Evaluating multi-class classification models
Finally, we will talk about considerations that you should keep in mind when working with muti-class classification models.
- Look at class-level metrics. Generally when you work with multi-class classification models, your north star metric will be a metric that summarizes how your model is doing as a whole across all classes. That being said, you should also look at one-vs-all metrics that explain how good your model’s predictions are for each class. This will give you an idea of what classes the model performs well on and what classes the model does not perform well on.
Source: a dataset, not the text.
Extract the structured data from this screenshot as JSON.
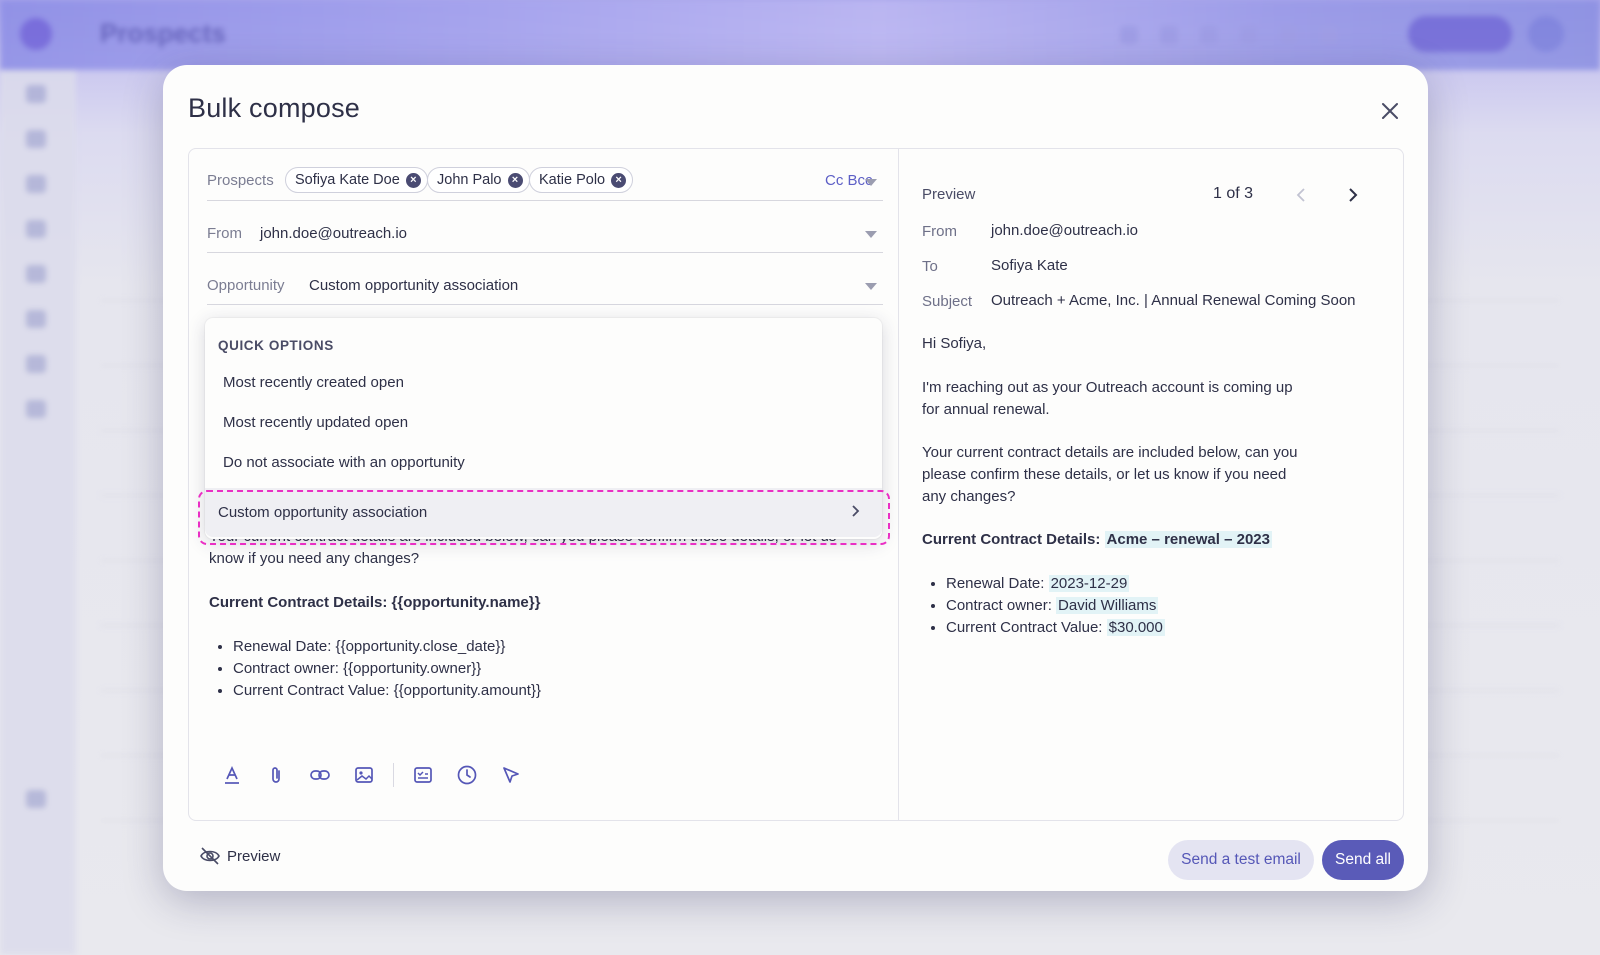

This information may provide insights into what data that needs to be added to the model or changes that need to be made to the model.
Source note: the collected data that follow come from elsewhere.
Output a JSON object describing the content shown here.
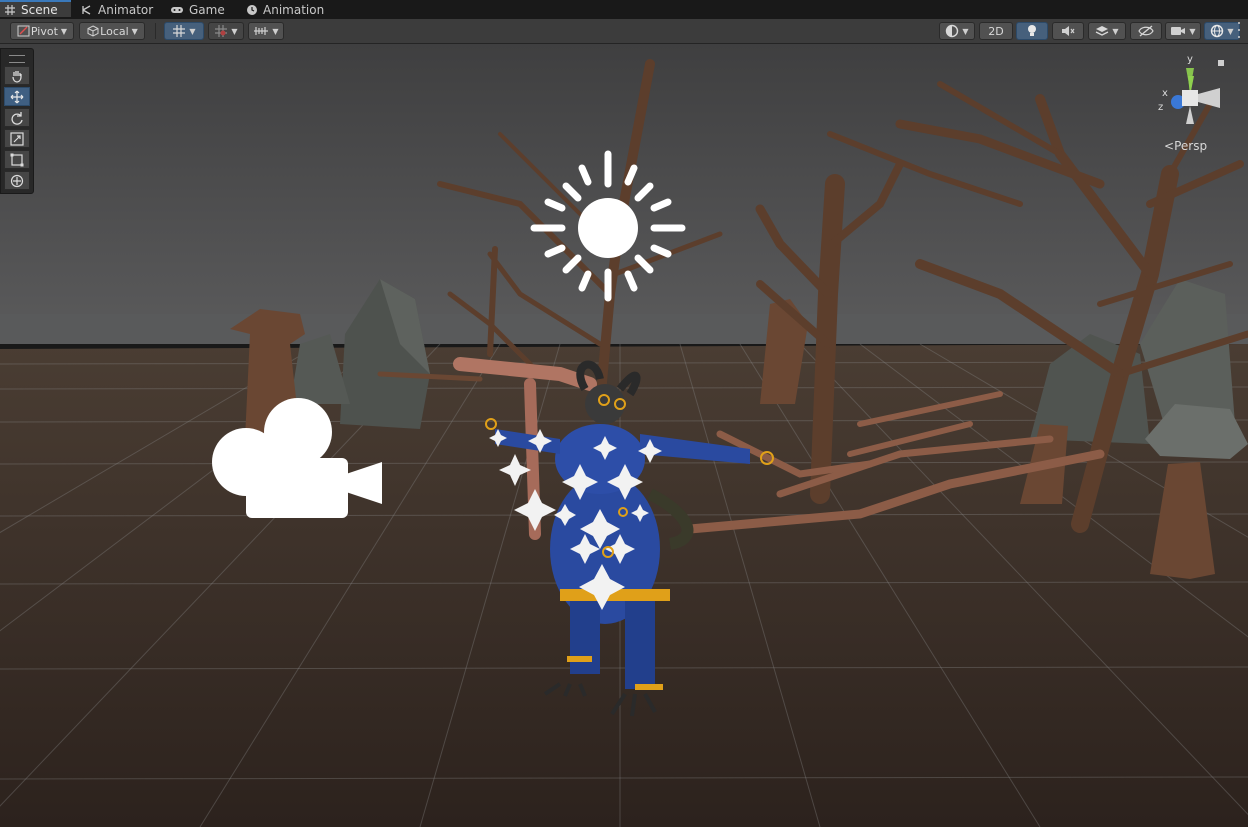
{
  "tabs": [
    {
      "label": "Scene",
      "icon": "grid-icon",
      "active": true
    },
    {
      "label": "Animator",
      "icon": "animator-icon",
      "active": false
    },
    {
      "label": "Game",
      "icon": "gamepad-icon",
      "active": false
    },
    {
      "label": "Animation",
      "icon": "clock-icon",
      "active": false
    }
  ],
  "toolbar": {
    "pivot_label": "Pivot",
    "local_label": "Local",
    "mode_2d_label": "2D",
    "more_icon": "vertical-ellipsis-icon"
  },
  "tools": [
    "hand-tool-icon",
    "move-tool-icon",
    "rotate-tool-icon",
    "scale-tool-icon",
    "rect-tool-icon",
    "transform-tool-icon"
  ],
  "gizmo": {
    "projection_label": "Persp",
    "axis_x": "x",
    "axis_y": "y",
    "axis_z": "z",
    "colors": {
      "x": "#e0533d",
      "y": "#8fd14f",
      "z": "#3a78d6"
    }
  },
  "scene": {
    "light_icon": "sun-icon",
    "camera_icon": "movie-camera-icon",
    "character_color": "#2a4aa0",
    "accent_color": "#e0a019"
  }
}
Competing considerations for evaluating models
Many articles and blog posts on the internet would have you believe that performance metrics are the main factor that should be considered when evaluating your machine learning models. Maybe that is true if you are entering a Kaggle competition, but in the real world that is far from the truth! Here are some other factors that need to be considered when evaluating machine learning models.
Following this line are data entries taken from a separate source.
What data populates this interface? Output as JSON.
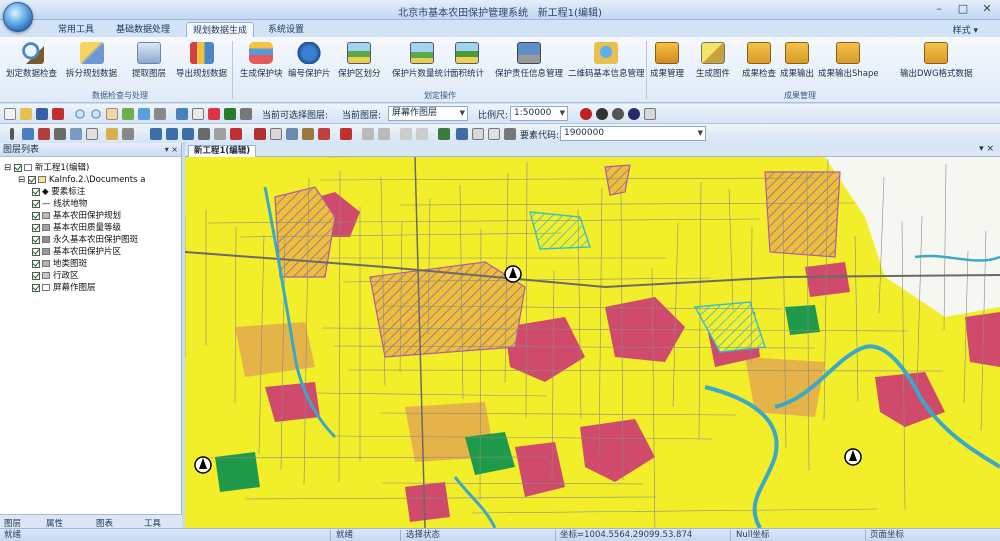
{
  "title": {
    "app_title": "北京市基本农田保护管理系统",
    "doc_title": "新工程1(编辑)"
  },
  "window_controls": {
    "minimize": "–",
    "maximize": "□",
    "close": "✕"
  },
  "tabs": [
    "常用工具",
    "基础数据处理",
    "规划数据生成",
    "系统设置"
  ],
  "active_tab_index": 2,
  "style_menu": "样式",
  "ribbon": {
    "groups": [
      {
        "label": "数据检查与处理",
        "buttons": [
          "划定数据检查",
          "拆分规划数据",
          "提取图层",
          "导出规划数据"
        ]
      },
      {
        "label": "划定操作",
        "buttons": [
          "生成保护块",
          "编号保护片",
          "保护区划分",
          "保护片数量统计",
          "面积统计",
          "保护责任信息管理",
          "二维码基本信息管理"
        ]
      },
      {
        "label": "成果管理",
        "buttons": [
          "成果管理",
          "生成图件",
          "成果检查",
          "成果输出",
          "成果输出Shape",
          "输出DWG格式数据"
        ]
      }
    ]
  },
  "toolbar1": {
    "selectable_layer_label": "当前可选择图层:",
    "selectable_layer_value": "",
    "current_layer_label": "当前图层:",
    "current_layer_value": "屏幕作图层",
    "scale_label": "比例尺:",
    "scale_value": "1:50000"
  },
  "toolbar2": {
    "element_code_label": "要素代码:",
    "element_code_value": "1900000"
  },
  "left_panel": {
    "title": "图层列表",
    "pin": "▾ ×",
    "tree": [
      {
        "label": "新工程1(编辑)",
        "level": 0,
        "checked": true,
        "swatch": "#ffffff"
      },
      {
        "label": "KaInfo.2.\\Documents a",
        "level": 1,
        "checked": true,
        "swatch": "#f0e68c"
      },
      {
        "label": "◆ 要素标注",
        "level": 2,
        "checked": true,
        "swatch": ""
      },
      {
        "label": "— 线状地物",
        "level": 2,
        "checked": true,
        "swatch": ""
      },
      {
        "label": "基本农田保护规划",
        "level": 2,
        "checked": true,
        "swatch": "#b8b8b8"
      },
      {
        "label": "基本农田质量等级",
        "level": 2,
        "checked": true,
        "swatch": "#a0a0a0"
      },
      {
        "label": "永久基本农田保护图斑",
        "level": 2,
        "checked": true,
        "swatch": "#8f8f8f"
      },
      {
        "label": "基本农田保护片区",
        "level": 2,
        "checked": true,
        "swatch": "#9a9a9a"
      },
      {
        "label": "地类图斑",
        "level": 2,
        "checked": true,
        "swatch": "#b0b0b0"
      },
      {
        "label": "行政区",
        "level": 2,
        "checked": true,
        "swatch": "#c8c8c8"
      },
      {
        "label": "屏幕作图层",
        "level": 2,
        "checked": true,
        "swatch": "#ffffff"
      }
    ],
    "bottom_tabs": [
      "图层",
      "属性",
      "图表",
      "工具"
    ]
  },
  "document_tab": "新工程1(编辑)",
  "statusbar": {
    "ready": "就绪",
    "field2": "就绪",
    "field3": "选择状态",
    "coords": "坐标=1004.5564.29099.53.874",
    "coord_system": "Null坐标",
    "page": "页面坐标"
  },
  "map_colors": {
    "farmland": "#f2ee2a",
    "construction": "#cf4a6b",
    "water": "#3aa8c8",
    "forest": "#1f9a4a",
    "orchard": "#e5b347",
    "boundary": "#8a8a8a",
    "hatch": "#b05aa5",
    "zone": "#35c0c8"
  }
}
- Prediction time. One factor that should be considered is the amount of time it takes to make a prediction using your model. This might not be as important if you are using an ad hoc model that only needs to be run once, but if you are building a model that will be used to score data on a regular cadence (whether that be in real time via an API or in batch jobs that run overnight) then you should consider the amount of time it takes to make predictions with your model. Generally, you should favor models that are able to make predictions quicker and with fewer resources.
- Model complexity. Another thing that should be considered is model complexity. Overly complex models are prone to issues like overfitting and instability. Generally, you should favor simple models over complex models if the performance metrics are in the same ballpark. This is especially true if your models will be retrained on a regular cadence.
- Model explainability. A third consideration that should be kept in mind is model explainability. Generally, you should choose a model that is more easily explainable over a model that is not easily explainable if the performance metrics are relatively similar in scale. Explainable models are generally easier to get buy-in for because having the ability to explain what your model is doing and why makes it easier to build trust with your business stakeholders.